警察は4月12日、チョンブリー(Chonburi)県パタヤ(Pattaya)で予定されていた東南アジア諸国連合(Association of Southeast Asian Nations−ASEAN)の第14回首脳会議を混乱させた容疑で、有名な UDD のメンバーを逮捕しました。同日、非常事態宣言が発令された後、3万人のデモ隊が首相府を含めバンコク全域で配置に就き、軍および警察車両が攻撃を受けました。また、反対派の活動家がバンコク市内の10カ所余りの交差点でバリケードを設置したため、深刻な交通の混乱を招きました。多数の抗議者が Phisanulok Road に位置する首相府に集結し、この地域にバリケードを設置しました。また、数十人のデモ参加者が Atsadang Road にある内務省へ突入しました。この時、建物内にアビシット・ウェチャチワ首相(Prime Minister Abhisit Vejjajiva)が居合わせましたが、無傷で逃れたと伝えられています。また、2 Uthong Nai Road に位置する議会建物や Rama I Road にある Siam Paragon や Central World ショッピングセンターでも抗議が行われました。
多数の治安関係者が Sri Ayudhya Road にある外務省、首相府、議会、Rama V Road に位置するプミポン・アドゥンヤデート国王(King Bhumibol Adulyadej)の住居である Chitralda Palace、バス停および鉄道駅など、市内全域の戦略上重要な場所に配備されました。アビシット首相は、当局がデモの指導者の逮捕状を準備していると発表しました。市内には部隊が配備され、戦車が Pratunam 地区などいくつかの重要な交差点に駐車されていると報じられました。今後数日間、枢密院の重要人物や軍幹部指導者の確固たる支持を得て、抗議行動を鎮圧するため、UDD 抗議者や運動の指導者に対する大規模な軍事行動が続く予定です。

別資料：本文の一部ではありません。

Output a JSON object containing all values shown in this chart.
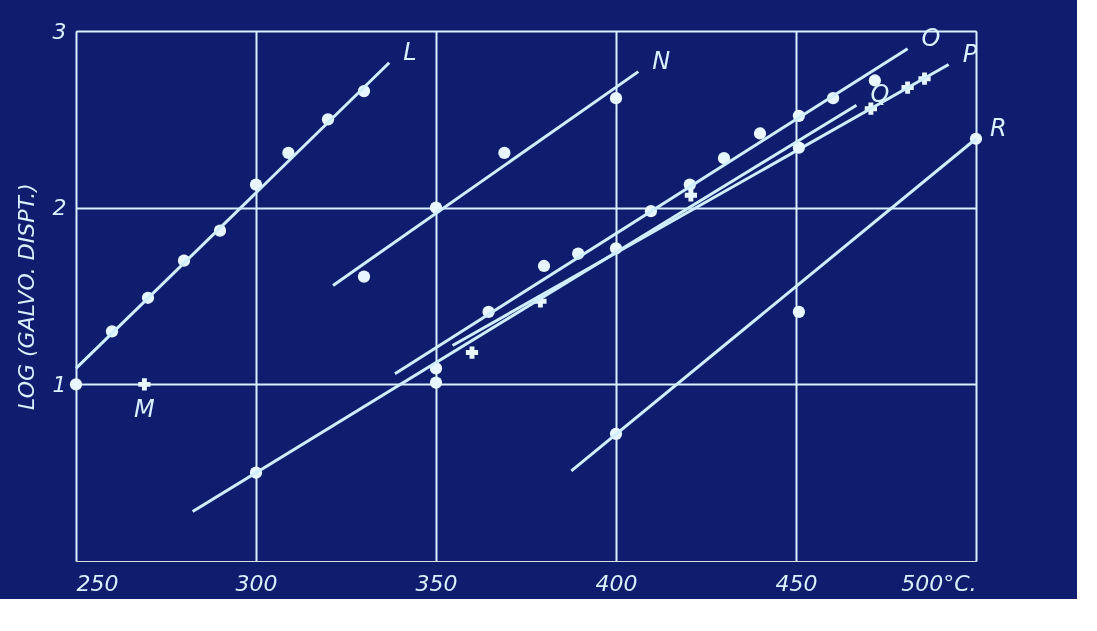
{
  "chart_data": {
    "type": "scatter",
    "ylabel": "LOG (GALVO. DISPT.)",
    "xlim": [
      250,
      500
    ],
    "ylim": [
      0,
      3
    ],
    "xticks": [
      250,
      300,
      350,
      400,
      450,
      {
        "value": 500,
        "label": "500°C."
      }
    ],
    "yticks": [
      1,
      2,
      3
    ],
    "grid": true,
    "series": [
      {
        "marker": "circle",
        "color": "#e8f6ff",
        "x": [
          250,
          260,
          270,
          280,
          290,
          300,
          309,
          320,
          330
        ],
        "values": [
          1.0,
          1.3,
          1.49,
          1.7,
          1.87,
          2.13,
          2.31,
          2.5,
          2.66
        ]
      },
      {
        "type": "line",
        "name": "L",
        "color": "#cfeeff",
        "x": [
          250,
          337
        ],
        "values": [
          1.09,
          2.82
        ]
      },
      {
        "marker": "cross",
        "name": "M",
        "color": "#e8f6ff",
        "x": [
          269
        ],
        "values": [
          1.0
        ]
      },
      {
        "marker": "circle",
        "color": "#e8f6ff",
        "x": [
          330,
          350,
          369,
          400
        ],
        "values": [
          1.61,
          2.0,
          2.31,
          2.62
        ]
      },
      {
        "type": "line",
        "name": "N",
        "color": "#cfeeff",
        "x": [
          321.4,
          406.2
        ],
        "values": [
          1.56,
          2.77
        ]
      },
      {
        "marker": "circle",
        "color": "#e8f6ff",
        "x": [
          350,
          364.6,
          380,
          389.5,
          409.7,
          420.5,
          430,
          440,
          450.8,
          460.3,
          471.9
        ],
        "values": [
          1.01,
          1.41,
          1.67,
          1.74,
          1.98,
          2.13,
          2.28,
          2.42,
          2.52,
          2.62,
          2.72
        ]
      },
      {
        "type": "line",
        "name": "O",
        "color": "#cfeeff",
        "x": [
          338.6,
          481
        ],
        "values": [
          1.06,
          2.9
        ]
      },
      {
        "marker": "cross",
        "color": "#e8f6ff",
        "x": [
          360,
          379,
          420.8,
          470.8,
          481,
          485.7
        ],
        "values": [
          1.18,
          1.47,
          2.07,
          2.56,
          2.68,
          2.73
        ]
      },
      {
        "type": "line",
        "name": "P",
        "color": "#cfeeff",
        "x": [
          354.6,
          492.4
        ],
        "values": [
          1.22,
          2.81
        ]
      },
      {
        "marker": "circle",
        "color": "#e8f6ff",
        "x": [
          300,
          350,
          400,
          450.8
        ],
        "values": [
          0.5,
          1.09,
          1.77,
          2.34
        ]
      },
      {
        "type": "line",
        "name": "Q",
        "color": "#cfeeff",
        "x": [
          282.4,
          466.8
        ],
        "values": [
          0.28,
          2.58
        ]
      },
      {
        "marker": "circle",
        "color": "#e8f6ff",
        "x": [
          400,
          450.8,
          500
        ],
        "values": [
          0.72,
          1.41,
          2.39
        ]
      },
      {
        "type": "line",
        "name": "R",
        "color": "#cfeeff",
        "x": [
          387.6,
          500
        ],
        "values": [
          0.51,
          2.39
        ]
      }
    ]
  }
}
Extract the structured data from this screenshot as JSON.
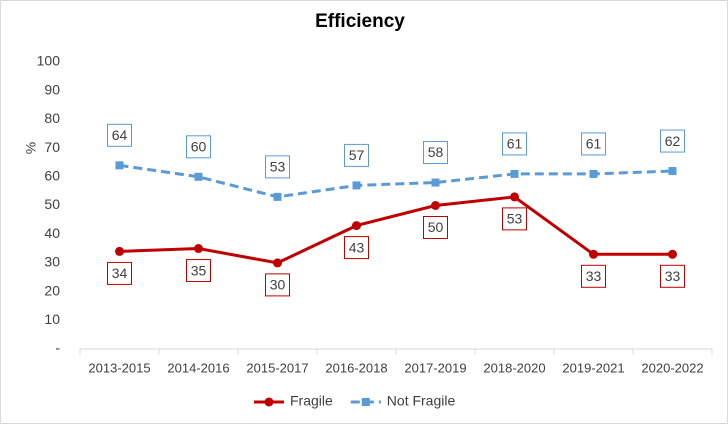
{
  "chart_data": {
    "type": "line",
    "title": "Efficiency",
    "ylabel": "%",
    "categories": [
      "2013-2015",
      "2014-2016",
      "2015-2017",
      "2016-2018",
      "2017-2019",
      "2018-2020",
      "2019-2021",
      "2020-2022"
    ],
    "series": [
      {
        "name": "Fragile",
        "color": "#c00000",
        "dashed": false,
        "marker": "circle",
        "values": [
          34,
          35,
          30,
          43,
          50,
          53,
          33,
          33
        ]
      },
      {
        "name": "Not Fragile",
        "color": "#5b9bd5",
        "dashed": true,
        "marker": "square",
        "values": [
          64,
          60,
          53,
          57,
          58,
          61,
          61,
          62
        ]
      }
    ],
    "ylim": [
      0,
      100
    ],
    "yticks": [
      {
        "value": 0,
        "label": "-"
      },
      10,
      20,
      30,
      40,
      50,
      60,
      70,
      80,
      90,
      100
    ],
    "grid": false,
    "legend": "bottom"
  }
}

バンコクの米国大使館は4月12日、米国市民に抗議が行われている地域を避け、市内全域で警戒を維持するよう促す危険通知を発出しました。オーストラリア外務省(Department of Foreign Affairs and Trade−DFAT)は自国民に向け、バンコクおよびその周辺のノンタブリー県、サムットプラーカーン県、パトゥムターニー県、ナコーンパトム県、アユタヤ県県への渡航の必要性を「熟考」するよう勧告を出しました。英国外務省(British Foreign & Commonwealth Office−FCO)は自国民に対し、バンコクへの渡航計画を「早急に見直す」よう勧告しました。
2006年のクーデターの指導者は2008年の年初、タイをタクシン氏の支持者が率いる民主政治に戻しました。タクシン派寄りの政府、国民の力党(People's Power Party−PPP)は PAD 支持者による容赦ない抗議行動に直面しました。2008年9月の裁判の判決によって PPP のサマック・スントラウェート首相(Samak Sundaravej)は辞任に追い込まれ、新たな PPP 内閣が誕生しました。激しい PAD の抗議が続き、2008年12月の裁判所の命令によって PPP は解党、ソムチャイ・ウォンサワット首相(Somchai Wongsawat)は5年間政治活動を禁止されました。アビシット首相は議会選によって政権の座に就きました。タクシン氏は4月12日、支持者に革命を起こすよう呼びかけ、兵士らに反政府デモに参加するよう促しました。しかし、抗議行動と UDD の扇動が今週以降も続くとは思われませんし、非常事態が長期間におよぶほど全面的な軍事掌握が続くとは考えられません。